だが、本当の危機はその後に起こる。23年5月「WGA(全米脚本家組合)/SAG-AFTRA(俳優組合)ストライキ」がはじまったのだ。
22年11月にリリースされたChatGPTによる急激な生成AIブームが進み、脚本や俳優の演技にAIが使われることへの拒絶感や、ストリーミングに対して脚本家・俳優への二次使用料が還元されていないといった不満が蓄積された結果だった。日本からすると過剰反応と思われがちだが、ハリウッド映画大手はこの生成AIという世紀の発明によって22年末から早速雇用者を急減させていた。

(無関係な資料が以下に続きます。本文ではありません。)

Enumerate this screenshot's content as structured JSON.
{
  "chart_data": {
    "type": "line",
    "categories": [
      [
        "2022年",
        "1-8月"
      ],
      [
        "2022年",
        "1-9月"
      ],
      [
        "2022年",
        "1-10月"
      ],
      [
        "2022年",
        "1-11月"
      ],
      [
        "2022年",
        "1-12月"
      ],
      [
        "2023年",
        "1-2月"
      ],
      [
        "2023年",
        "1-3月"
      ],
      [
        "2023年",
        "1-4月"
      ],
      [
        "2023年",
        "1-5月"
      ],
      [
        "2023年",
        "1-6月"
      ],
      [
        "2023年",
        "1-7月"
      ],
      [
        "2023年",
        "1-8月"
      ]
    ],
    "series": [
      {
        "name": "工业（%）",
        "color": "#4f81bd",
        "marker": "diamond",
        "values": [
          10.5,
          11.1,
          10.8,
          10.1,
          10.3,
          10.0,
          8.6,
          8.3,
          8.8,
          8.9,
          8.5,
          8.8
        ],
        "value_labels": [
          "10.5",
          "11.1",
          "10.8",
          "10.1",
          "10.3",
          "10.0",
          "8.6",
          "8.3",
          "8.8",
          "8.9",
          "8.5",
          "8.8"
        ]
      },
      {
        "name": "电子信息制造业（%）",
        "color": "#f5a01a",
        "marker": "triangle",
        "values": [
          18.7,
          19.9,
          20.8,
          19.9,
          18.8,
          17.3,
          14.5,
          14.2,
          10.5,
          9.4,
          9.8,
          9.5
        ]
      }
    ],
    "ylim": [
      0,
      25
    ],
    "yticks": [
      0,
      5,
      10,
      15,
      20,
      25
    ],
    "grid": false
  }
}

その対抗措置として、ストライキが起こった23年5月には、すでに雇用者切りが進み10万人を割り、7月ごろにはまたコロナ直後水準の9万人になってしまっていたのだ。この「資本家対労働者」の構図におけるストライキは脚本家で148日間、俳優で118日間続き、半年近くもの間、ハリウッド全体で映画が作れない状況に陥ることになる。